This project demonstrates how we can do real-time in-browser entity extraction from speech.
- Clone sample and navigate to project directory
- Run
npm install
- Run
npm run start
- Start ordering items from the catalog found in
src/data/menu.json
- React - To minimize the latency/complexity of re-rendering/painting of the DOM
- create-react-app-typescript - To minimize the configuration complexity of an in-browser TypeScript React app
- Web Speech API - For in-browser speech recognition
- token-flow - To run transcribed speech through a pipeline that recognizes where entities exist
This sample takes inputted speech audio, transcribes it, and runs it through a pipeline of tokenizers which identify and tokenize items that exist in a catalog. This sample includes a catalog (menu.json
) of items from a faux restaurant. Run the sample and place orders (e.g. "I would like a dakota burger and fries") to observe the real-time recognition and lexing capabilities afforded from this approach:
At its core, this sample demonstrates how we can extract entities based on some underlying data-store. If we changed our catalog of items, our tokenizer will now recognize different items. This is expressly not using machine learning, so there is no training step. It relies on token-flow, which uses a varitety of search techniques to determine where in an utterance a token exists. In compiler terms, this can be compared to a lexer, which extracts relevant information that can then be reasoned over by a parser.
This sample browserifies all tokenization, so everything is running on the client. Further, it uses the Web Speech API to stream recognition. Finally, the rendered results use React and are fully state-driven, so the token table updates as the user is speaking.
What makes this approach fundamentally unique is that we aren't using patterns or machine learning to determine where in an utterance some entity lies. Let's take a look at traditional entity extraction approaches, their limitations, and how this approach resolves these issues.
Traditional NLP takes example utterances with highlighted entities to train a model that guesses where an entity might lie:
I want to book a flight from Seattle
to Tokyo
.
We might train our NLP model to recognize that Seattle
is an entity of type fromLocation
and Tokyo
is an entity of type toLocation
. With enough examples, our model would then be able to successfully "guess" where entities lie in future utterances:
Let me get a flight from Miami
to Lima
.
Once we have the necessary entities, we would then pass them to some kind of "recognizer" to validate that "Miami" and "Lima" are in fact valid flight locations. This recognizer could be as simple as a regular expression, or as complex as a fuzzy search.
The above approach does have limitations. In the above example, different location names might have dramatically varying lengths, and an NLP model might not pick up outliers like:
I want to fly to Little Cottonwood Creek Valley Utah
and I'm coming from Washington-on-the-Brazos, Texas
.
A model is only as good as its examples, and when training data has significant outliers, they often fail to get picked up. Alternatively, envision a bot which asks a user for an order ("What would you like to order"). The user might respond, "A burger", or "A burger please" or "a burger deluxe". Unless explicitly trained for this scenario, this model will either mistakenly pick up burger please
as an item
entity or miss the "deluxe" in burger deluxe
. Attempting to train a model on every possible example often leads to overfitting.

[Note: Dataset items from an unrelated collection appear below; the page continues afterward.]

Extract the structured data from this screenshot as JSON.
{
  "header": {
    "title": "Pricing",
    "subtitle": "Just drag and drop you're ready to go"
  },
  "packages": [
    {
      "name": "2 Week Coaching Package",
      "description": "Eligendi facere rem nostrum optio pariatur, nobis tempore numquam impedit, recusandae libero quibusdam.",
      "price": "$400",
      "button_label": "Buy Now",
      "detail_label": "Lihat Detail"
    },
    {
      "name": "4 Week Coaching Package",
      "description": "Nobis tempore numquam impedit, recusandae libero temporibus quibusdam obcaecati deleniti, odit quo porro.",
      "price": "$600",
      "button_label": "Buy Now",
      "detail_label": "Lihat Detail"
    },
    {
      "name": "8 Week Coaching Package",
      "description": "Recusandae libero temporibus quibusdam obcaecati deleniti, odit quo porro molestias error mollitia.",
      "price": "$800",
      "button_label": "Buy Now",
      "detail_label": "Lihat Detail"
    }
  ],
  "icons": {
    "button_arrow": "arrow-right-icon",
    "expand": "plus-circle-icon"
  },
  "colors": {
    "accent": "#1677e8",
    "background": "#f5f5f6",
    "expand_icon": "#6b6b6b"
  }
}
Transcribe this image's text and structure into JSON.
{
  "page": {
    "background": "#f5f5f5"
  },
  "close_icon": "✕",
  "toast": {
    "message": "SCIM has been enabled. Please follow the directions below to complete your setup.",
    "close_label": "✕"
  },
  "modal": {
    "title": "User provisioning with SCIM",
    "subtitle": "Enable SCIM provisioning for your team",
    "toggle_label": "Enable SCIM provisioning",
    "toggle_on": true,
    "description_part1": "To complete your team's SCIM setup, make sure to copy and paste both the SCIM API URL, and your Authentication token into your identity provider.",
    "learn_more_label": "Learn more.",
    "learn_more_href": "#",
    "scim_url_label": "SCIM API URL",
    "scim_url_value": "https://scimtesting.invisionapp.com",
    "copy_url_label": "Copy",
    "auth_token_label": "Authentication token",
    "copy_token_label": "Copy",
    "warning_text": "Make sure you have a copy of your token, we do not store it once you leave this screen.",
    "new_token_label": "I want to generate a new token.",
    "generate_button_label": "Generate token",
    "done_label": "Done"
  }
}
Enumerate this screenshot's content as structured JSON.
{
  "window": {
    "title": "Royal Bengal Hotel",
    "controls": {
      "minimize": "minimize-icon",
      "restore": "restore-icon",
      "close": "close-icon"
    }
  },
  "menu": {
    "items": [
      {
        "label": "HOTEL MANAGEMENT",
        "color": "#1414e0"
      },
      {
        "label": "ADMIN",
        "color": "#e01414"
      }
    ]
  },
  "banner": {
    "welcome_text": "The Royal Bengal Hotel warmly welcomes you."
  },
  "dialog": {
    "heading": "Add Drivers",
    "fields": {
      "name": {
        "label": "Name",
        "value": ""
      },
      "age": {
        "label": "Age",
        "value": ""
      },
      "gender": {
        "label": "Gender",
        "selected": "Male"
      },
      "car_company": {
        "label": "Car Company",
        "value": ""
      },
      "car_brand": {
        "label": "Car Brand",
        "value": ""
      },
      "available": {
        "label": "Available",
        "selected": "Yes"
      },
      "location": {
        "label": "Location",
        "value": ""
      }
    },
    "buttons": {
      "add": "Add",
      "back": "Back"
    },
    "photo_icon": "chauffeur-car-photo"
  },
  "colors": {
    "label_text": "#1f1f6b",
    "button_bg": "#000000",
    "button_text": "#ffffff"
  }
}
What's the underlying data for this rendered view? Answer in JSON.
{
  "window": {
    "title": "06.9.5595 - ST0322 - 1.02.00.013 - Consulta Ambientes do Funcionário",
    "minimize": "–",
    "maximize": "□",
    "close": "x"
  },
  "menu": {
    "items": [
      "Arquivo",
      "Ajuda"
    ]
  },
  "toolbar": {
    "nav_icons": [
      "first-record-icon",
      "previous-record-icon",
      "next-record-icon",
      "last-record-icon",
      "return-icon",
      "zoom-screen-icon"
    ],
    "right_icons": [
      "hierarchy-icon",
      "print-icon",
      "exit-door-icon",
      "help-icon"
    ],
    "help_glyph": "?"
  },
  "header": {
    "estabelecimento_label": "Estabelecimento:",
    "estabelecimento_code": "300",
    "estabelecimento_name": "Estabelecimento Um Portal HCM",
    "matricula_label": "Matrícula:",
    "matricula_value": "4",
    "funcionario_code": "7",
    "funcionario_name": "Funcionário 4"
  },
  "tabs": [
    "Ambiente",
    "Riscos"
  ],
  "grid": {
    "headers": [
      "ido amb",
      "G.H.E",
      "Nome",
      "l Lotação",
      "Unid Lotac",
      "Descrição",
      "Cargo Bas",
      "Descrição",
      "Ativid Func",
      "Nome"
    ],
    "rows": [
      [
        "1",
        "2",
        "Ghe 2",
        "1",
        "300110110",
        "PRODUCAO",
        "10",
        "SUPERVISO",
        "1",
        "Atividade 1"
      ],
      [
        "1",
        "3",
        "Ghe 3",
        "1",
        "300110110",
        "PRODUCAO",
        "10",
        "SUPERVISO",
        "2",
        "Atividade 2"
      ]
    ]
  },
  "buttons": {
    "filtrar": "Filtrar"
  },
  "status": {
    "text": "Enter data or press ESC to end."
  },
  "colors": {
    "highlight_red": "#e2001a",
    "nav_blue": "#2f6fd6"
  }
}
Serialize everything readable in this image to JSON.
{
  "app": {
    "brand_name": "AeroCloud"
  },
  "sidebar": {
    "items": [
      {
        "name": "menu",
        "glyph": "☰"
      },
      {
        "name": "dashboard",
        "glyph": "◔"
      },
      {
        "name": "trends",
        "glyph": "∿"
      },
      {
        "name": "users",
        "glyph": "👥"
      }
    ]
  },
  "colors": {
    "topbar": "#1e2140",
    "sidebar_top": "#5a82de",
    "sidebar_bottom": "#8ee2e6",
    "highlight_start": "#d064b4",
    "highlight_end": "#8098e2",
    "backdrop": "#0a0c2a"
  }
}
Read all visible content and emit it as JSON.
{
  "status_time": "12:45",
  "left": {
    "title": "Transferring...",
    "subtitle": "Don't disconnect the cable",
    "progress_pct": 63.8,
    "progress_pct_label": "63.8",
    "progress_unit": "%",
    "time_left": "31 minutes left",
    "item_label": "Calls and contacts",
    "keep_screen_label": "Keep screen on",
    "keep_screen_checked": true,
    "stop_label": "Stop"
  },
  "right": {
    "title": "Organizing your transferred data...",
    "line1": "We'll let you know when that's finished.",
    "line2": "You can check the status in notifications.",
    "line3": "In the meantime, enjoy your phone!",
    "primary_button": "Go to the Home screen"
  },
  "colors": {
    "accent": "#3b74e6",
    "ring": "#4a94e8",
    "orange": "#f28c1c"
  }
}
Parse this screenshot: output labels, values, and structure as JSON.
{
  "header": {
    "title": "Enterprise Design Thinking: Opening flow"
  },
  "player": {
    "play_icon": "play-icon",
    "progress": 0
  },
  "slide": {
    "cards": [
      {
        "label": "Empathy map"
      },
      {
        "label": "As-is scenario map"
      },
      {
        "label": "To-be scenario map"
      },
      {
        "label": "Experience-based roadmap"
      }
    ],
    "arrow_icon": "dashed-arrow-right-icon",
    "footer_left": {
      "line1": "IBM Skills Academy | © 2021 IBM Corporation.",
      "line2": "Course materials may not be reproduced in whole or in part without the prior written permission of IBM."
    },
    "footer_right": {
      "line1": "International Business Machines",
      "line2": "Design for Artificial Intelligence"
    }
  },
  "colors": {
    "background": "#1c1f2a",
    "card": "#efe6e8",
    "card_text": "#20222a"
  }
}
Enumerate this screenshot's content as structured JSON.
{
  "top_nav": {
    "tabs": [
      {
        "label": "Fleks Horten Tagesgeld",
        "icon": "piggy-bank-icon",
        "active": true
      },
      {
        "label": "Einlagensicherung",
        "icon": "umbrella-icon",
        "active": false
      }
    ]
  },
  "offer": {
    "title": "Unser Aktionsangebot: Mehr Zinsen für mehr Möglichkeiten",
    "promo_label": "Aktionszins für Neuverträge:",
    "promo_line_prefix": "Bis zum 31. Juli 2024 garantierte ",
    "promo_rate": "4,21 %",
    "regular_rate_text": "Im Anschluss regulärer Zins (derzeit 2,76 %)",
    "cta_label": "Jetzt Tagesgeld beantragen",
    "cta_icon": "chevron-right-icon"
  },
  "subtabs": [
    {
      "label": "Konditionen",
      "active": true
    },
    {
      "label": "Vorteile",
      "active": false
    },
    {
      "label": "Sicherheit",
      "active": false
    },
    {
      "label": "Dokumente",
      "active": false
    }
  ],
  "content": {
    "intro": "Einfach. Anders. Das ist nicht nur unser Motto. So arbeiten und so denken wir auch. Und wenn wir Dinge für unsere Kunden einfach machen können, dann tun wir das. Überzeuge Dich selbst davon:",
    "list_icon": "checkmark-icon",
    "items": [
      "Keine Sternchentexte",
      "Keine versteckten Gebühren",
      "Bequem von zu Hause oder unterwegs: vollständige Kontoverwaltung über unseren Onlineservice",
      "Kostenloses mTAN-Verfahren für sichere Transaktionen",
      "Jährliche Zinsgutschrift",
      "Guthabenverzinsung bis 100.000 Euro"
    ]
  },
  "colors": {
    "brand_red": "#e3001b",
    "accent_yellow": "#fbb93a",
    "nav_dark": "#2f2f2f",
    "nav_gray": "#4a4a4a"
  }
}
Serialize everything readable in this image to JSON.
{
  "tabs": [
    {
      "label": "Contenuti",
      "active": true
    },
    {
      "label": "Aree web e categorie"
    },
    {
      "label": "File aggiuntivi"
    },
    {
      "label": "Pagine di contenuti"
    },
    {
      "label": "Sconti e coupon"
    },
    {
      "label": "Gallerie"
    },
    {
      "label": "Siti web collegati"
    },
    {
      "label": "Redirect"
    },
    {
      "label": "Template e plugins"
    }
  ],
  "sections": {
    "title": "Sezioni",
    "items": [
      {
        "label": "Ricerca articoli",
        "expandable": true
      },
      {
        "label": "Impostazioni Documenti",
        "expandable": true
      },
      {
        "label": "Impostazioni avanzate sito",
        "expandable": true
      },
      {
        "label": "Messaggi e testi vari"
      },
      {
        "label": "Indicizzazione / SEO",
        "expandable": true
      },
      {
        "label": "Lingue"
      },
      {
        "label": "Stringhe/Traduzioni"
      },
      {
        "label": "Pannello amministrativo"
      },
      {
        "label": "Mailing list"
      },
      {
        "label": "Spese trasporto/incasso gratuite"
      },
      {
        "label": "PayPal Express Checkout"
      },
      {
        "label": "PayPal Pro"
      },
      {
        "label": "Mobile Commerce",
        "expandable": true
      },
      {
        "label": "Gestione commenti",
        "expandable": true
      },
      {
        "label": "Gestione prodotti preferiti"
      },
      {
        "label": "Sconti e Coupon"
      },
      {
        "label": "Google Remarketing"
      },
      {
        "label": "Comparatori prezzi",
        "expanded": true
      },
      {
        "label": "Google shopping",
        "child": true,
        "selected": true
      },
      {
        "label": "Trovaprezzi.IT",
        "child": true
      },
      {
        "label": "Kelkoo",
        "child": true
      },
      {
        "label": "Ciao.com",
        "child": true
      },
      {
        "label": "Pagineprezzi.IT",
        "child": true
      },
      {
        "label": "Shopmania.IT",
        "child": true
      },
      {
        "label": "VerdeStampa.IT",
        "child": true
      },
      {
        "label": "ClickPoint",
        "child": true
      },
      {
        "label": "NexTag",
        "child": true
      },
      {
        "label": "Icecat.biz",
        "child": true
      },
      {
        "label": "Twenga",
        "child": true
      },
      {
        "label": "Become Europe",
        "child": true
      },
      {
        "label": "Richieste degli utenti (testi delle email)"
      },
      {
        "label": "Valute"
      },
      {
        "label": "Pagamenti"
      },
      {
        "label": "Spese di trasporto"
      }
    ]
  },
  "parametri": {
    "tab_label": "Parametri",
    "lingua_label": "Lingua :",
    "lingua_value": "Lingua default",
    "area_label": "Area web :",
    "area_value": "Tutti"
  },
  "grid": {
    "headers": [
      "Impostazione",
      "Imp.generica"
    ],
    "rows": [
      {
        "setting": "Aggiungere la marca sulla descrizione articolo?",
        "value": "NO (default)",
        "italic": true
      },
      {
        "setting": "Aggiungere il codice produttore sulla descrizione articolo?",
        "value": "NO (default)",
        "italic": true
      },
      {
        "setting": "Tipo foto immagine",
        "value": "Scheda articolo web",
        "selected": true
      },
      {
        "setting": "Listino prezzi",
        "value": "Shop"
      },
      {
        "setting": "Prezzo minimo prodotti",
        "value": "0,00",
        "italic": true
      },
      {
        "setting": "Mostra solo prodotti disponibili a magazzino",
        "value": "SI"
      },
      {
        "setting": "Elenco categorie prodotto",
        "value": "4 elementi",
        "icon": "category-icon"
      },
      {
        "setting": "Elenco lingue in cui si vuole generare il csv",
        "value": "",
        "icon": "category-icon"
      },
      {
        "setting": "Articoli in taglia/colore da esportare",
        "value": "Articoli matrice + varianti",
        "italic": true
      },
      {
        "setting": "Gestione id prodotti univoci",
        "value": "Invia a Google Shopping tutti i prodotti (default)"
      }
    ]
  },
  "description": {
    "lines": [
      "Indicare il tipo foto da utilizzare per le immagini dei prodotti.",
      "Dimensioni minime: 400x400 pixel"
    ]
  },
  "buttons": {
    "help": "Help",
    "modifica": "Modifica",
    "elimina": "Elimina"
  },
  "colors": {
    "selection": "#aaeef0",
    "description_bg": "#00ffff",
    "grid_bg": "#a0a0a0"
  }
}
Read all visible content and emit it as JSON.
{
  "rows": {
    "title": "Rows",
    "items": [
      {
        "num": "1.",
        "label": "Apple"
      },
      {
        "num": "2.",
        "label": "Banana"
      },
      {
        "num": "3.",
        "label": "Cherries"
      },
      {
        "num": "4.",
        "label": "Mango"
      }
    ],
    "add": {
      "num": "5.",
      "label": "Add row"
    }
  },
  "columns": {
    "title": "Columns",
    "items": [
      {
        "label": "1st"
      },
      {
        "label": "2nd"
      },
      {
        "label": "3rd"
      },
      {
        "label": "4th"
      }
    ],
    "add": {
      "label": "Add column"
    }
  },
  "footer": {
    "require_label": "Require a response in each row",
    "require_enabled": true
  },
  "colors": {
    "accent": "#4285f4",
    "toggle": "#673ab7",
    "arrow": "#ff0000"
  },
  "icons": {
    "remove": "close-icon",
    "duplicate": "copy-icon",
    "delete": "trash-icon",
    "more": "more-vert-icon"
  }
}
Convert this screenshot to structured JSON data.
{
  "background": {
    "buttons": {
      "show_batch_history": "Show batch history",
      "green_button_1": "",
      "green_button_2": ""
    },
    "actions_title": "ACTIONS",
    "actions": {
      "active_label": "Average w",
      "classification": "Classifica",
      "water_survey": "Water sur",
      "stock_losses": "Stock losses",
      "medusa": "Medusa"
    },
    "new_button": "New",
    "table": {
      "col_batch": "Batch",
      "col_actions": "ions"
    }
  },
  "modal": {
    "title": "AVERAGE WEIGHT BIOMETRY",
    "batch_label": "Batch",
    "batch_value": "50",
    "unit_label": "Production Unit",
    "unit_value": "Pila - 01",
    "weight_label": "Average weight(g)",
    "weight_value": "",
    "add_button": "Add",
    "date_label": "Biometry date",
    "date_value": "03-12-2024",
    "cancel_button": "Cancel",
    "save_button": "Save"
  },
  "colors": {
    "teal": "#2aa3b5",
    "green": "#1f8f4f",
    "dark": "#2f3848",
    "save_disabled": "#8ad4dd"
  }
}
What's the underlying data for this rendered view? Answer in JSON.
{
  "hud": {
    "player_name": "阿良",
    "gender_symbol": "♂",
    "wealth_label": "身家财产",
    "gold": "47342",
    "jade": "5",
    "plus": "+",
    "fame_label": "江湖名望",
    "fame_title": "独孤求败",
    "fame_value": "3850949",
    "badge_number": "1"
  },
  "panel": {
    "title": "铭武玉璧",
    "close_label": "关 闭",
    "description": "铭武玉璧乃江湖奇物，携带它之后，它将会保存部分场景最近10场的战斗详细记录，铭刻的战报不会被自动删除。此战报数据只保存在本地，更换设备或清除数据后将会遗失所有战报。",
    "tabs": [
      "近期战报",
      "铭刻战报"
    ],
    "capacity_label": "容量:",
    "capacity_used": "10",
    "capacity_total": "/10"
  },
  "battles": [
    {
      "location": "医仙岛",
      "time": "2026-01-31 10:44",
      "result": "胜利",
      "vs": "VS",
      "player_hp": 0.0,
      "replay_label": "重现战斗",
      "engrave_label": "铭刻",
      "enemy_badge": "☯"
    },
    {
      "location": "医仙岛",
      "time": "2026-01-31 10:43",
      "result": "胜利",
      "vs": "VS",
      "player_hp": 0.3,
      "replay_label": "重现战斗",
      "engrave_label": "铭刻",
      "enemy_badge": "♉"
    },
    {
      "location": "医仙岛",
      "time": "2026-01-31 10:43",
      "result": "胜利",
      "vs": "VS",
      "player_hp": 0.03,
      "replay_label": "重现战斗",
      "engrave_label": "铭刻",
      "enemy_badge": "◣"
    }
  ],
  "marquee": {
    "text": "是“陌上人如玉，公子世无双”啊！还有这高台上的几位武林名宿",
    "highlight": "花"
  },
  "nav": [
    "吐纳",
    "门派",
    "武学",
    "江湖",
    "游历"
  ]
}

Without any understanding the underlying entities, an NLP engine can only make guesses based on a subset of examples. But if we have a constrained number of entities in a dataset, we should be able to use that knowledge to inform our entity recognition.
If we have a constrained number of entities in a dataset, then we should be able to identify where entities lie without (or before) passing an utterance into an NLP model.
Token-flow provides utilities to identify where entities exist in an utterance. It takes a dataset (a catalog of entities) and creates a tokenizer. The tokenizer takes an utterance and tokenizes all of the known entities in that utterance. In compiler terms, token-flow can be thought of as a lexer - the output is a series of tokens that a parser can then reason over.
As an input modality, speech is useful in:
-
Hands-off scenarios
- Speaking to a conversational agent in a car
- Asking questions of a conversational agent while cooking
-
Scenarios where speech is already the primary mode of communication
- Help desk phone calls
- Food ordering
Speech enabled user interfaces have the interesting side-effect of text normalization. Speech recognition services will never misspell words. Further, most SR services allow the developer to define what format of response they want. With regard to numbers, for example, SR services generally allow developers to define whether they want numeric or lexical representation (12 vs 'twelve'). When building speech enabled assistants we then need to ensure that components downstream of speech expect the normalized speech recognition output.